MATERIALS AND METHODS: ADJUNCT ONE and ADJUNCT TWO were randomized controlled phase 3 trials in 1398 and 835 participants with T1D treated with liraglutide (1.8, 1.2, or 0.6 mg) or placebo (adjuncts to insulin). This post hoc analysis evaluated treatment effects by subgroups: HbA1c (< or ≥8.5%), body mass index (BMI; < or ≥27 kg/m ), and insulin regimen (basal bolus or continuous subcutaneous insulin infusion).
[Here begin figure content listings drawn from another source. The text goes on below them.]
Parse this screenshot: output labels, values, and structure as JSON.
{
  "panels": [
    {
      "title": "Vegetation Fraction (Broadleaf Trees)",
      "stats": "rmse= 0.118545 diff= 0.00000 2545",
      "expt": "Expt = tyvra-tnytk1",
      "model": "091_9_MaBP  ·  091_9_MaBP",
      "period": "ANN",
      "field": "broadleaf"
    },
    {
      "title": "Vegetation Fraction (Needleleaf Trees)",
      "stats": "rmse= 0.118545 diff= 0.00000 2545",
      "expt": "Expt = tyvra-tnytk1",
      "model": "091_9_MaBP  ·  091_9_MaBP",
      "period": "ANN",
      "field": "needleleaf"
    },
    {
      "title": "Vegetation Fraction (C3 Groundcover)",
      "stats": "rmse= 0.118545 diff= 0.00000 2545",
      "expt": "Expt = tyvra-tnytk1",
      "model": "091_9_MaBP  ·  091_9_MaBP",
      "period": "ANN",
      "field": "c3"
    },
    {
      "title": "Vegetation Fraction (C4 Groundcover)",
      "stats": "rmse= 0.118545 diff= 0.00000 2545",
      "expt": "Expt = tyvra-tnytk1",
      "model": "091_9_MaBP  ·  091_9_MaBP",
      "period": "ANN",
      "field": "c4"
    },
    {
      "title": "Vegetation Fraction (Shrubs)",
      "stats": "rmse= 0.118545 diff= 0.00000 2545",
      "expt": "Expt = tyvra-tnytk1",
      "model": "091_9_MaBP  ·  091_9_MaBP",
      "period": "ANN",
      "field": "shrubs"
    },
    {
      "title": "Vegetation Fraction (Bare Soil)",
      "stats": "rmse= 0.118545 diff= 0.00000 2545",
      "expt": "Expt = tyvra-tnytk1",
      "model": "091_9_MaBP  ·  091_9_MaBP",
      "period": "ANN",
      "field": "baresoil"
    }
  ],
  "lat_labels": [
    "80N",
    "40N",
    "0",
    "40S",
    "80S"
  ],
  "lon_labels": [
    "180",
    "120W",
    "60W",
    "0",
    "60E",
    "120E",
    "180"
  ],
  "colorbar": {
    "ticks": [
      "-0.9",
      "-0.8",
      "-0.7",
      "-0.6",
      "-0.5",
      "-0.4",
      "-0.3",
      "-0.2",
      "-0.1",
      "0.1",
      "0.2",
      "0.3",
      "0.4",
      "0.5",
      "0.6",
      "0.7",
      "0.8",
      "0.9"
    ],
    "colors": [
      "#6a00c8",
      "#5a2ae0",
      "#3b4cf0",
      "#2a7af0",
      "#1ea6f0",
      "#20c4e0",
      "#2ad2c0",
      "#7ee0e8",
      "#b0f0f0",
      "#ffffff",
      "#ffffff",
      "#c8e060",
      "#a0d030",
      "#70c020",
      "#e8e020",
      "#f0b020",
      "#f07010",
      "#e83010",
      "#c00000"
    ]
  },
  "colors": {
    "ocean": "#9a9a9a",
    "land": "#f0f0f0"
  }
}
RESULTS: In both trials at week 26, reductions in HbA1c, body weight, and daily insulin dose did not differ significantly (P > .05) by baseline HbA1c or BMI. Risk of clinically significant hypoglycaemia or hyperglycaemia with ketosis did not differ significantly (P > .05) by baseline HbA1c, BMI, or insulin regimen. At week 26 in ADJUNCT ONE, these risks did not differ (P > .05) between treatment groups. Placebo-adjusted reductions in HbA1c, body weight, and insulin dose (-0.30%-points, -5.0 kg, and -12%, respectively, with liraglutide 1.8 mg), were significant (P < .05), greater than at week 52, and similar to those in ADJUNCT TWO (-0.35%, -4.8 kg, and -10%, respectively, with liraglutide 1.8 mg).
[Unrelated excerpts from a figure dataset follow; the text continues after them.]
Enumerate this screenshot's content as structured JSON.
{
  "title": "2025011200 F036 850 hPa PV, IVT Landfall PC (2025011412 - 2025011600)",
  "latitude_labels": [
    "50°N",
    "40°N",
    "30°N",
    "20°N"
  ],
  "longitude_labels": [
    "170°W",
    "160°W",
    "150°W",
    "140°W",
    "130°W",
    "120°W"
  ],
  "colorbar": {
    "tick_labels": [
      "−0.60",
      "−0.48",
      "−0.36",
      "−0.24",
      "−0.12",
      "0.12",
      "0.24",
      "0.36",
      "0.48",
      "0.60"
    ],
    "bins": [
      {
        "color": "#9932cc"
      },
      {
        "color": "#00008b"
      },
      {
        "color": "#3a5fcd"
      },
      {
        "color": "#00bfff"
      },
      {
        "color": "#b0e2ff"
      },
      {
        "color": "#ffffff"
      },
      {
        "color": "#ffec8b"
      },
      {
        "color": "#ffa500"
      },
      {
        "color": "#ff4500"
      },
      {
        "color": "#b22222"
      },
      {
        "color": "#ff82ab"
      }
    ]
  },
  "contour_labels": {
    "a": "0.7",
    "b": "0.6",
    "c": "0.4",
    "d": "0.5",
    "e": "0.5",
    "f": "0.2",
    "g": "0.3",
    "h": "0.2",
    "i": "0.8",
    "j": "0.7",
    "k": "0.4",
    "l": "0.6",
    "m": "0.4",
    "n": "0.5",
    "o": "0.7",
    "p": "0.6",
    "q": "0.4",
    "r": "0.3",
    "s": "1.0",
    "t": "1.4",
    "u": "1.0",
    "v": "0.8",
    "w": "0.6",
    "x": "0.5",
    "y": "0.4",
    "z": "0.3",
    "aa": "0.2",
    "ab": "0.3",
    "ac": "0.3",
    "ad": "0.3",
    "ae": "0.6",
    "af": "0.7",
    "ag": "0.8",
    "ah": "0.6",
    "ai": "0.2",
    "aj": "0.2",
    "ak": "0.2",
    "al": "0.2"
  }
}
CONCLUSIONS: In ADJUNCT ONE and ADJUNCT TWO, the efficacy and glycaemic safety of liraglutide did not depend on subgroups, leaving residual beta-cell function as the only identified variable impacting the effect of glucagon-like peptide-1 receptor agonists (GLP-1 RAs) in T1D. These findings support a role for GLP-1 RAs as adjuncts to insulin in T1D, warranting further study.